Sunday, March 07, 2021

Fact Check: Does Heidi Cruz's Employer, Goldman Sachs, Control Texas Energy Utilities?

Lauren Giella  2/23/2021 NEWSWEEK
©Rick Wilking/Reuters Heidi Cruz introduces her husband, Republican presidential candidate Ted Cruz, at a campaign event at in Davenport, Iowa, on January 31. 





Senator Ted Cruz (R-Texas) and family faced criticism over their trip to Cancun amid the power failure in the state. Now some people have turned their attention toward Cruz's wife, Heidi

The Claim

Heidi Cruz, who has an MBA from Harvard Business School, is a managing director at Goldman Sachs.

Some people on Twitter made the connection between Goldman Sachs and a merger agreement involving TXU Corp., the former parent company of Texas electricity provider TXU Energy.

Users claimed that Goldman Sachs has "controlling interest" in several Texas energy utility companies.
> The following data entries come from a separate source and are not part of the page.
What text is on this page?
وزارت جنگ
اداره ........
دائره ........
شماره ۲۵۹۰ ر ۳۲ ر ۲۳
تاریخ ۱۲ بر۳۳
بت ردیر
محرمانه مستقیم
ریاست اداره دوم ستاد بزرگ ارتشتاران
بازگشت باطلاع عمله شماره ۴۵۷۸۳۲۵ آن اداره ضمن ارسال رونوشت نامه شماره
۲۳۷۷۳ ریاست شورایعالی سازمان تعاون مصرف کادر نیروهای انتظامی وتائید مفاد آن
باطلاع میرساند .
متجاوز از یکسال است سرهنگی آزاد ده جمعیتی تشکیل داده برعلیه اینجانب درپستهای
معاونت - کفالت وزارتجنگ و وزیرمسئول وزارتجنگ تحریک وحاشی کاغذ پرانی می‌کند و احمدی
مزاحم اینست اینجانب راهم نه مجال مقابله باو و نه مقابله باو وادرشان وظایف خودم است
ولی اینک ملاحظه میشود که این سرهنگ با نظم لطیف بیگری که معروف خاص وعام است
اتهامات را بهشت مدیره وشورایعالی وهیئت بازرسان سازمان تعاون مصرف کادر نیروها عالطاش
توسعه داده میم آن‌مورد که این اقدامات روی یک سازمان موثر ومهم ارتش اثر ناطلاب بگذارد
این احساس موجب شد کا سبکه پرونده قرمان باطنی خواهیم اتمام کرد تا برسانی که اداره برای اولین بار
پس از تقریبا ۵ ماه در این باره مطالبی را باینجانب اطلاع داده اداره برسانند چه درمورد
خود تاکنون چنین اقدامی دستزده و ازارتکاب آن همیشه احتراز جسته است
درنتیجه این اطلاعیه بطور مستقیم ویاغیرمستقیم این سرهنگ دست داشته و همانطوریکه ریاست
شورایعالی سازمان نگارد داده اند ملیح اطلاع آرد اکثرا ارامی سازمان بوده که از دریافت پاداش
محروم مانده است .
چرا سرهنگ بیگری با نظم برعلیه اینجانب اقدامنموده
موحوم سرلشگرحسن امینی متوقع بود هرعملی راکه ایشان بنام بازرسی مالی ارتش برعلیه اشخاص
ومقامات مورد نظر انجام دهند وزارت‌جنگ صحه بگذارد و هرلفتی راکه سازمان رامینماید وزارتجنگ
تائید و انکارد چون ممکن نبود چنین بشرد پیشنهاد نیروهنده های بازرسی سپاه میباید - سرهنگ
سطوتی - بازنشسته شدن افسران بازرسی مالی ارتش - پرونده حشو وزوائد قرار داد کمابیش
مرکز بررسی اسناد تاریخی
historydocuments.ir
Guess who is managing director at Goldman Sachs which has controlling interest in several Texas energy utilities?
HEIDI CRUZ.— Jeras Ikehorn (@JerasIkehorn) February 20, 2021


The Facts


The Alternative Investments unit of Goldman Sachs was involved in the original TXU investment. Currently, the unit has no controlling stake in this or any other Texas utility company.

"A Goldman Sachs fund was part of a private equity consortium that bought TXU in 2007, but following the company's bankruptcy years ago we no longer had a stake," a Goldman Sachs spokesperson told Newsweek on Monday. "We do not have any controlling stake in any U.S. energy company."

In 2007, TXU Corp was purchased in a private equity acquisition by Texas Energy Future Holdings Limited Partnership, a group led by Kohlberg Kravis Roberts, Texas Pacific Group and Goldman Sachs Capital Partners. TXU Corp was then known as Energy Future Holdings Corp (EFH).

As part of the deal, TXU's main entities were maintained. TXU Energy retained its name and was the retail provider of electricity, while TXU Power, the wholesale electricity generation, was renamed Luminant, and TXU Electric Delivery, the transmission and distribution utility, was renamed Oncor.

In 2014, Energy Future Holdings (EFH) filed for Chapter 11 bankruptcy protection because of unsustainable debt and persistently low wholesale power prices.

In October 2016, certain subsidiaries of EFH, including TXU Energy and Luminant, announced they had emerged from Chapter 11 bankruptcy through a tax-free spinoff from Energy Future Holding Corp under the new parent company Texas Competitive Electric Holding (TCEH).

TCEH was later renamed and rebranded as Vistra Energy Corp, now known as Vistra Corp. According to Reuters, through its subsidiaries, Vistra is engaged in electricity market activities, including electricity generation, wholesale energy sales and purchases, commodity risk management and retail sales of electricity to end users.

"Goldman Sachs does not have a controlling interest in Vistra," a Vistra spokesperson told Newsweek on Monday. "Vistra is a publicly-traded company with only three shareholders holding more than 5% of Vistra's shares outstanding, none of which are Goldman Sachs."

A "controlling interest" means a shareholder owns a majority (50.01 percent or higher) of the outstanding shares of a given company.

Records from Fintel show Goldman Sachs Group Inc. filed a 13F-HR form disclosing ownership of 1,375,718 shares of Vistra Energy Corp., with total holdings valued at $27,046,000 USD as of December 31, 2020.

The shares are held on behalf of individual brokerage clients of Goldman Sachs and do not represent a position that Goldman Sachs itself has taken.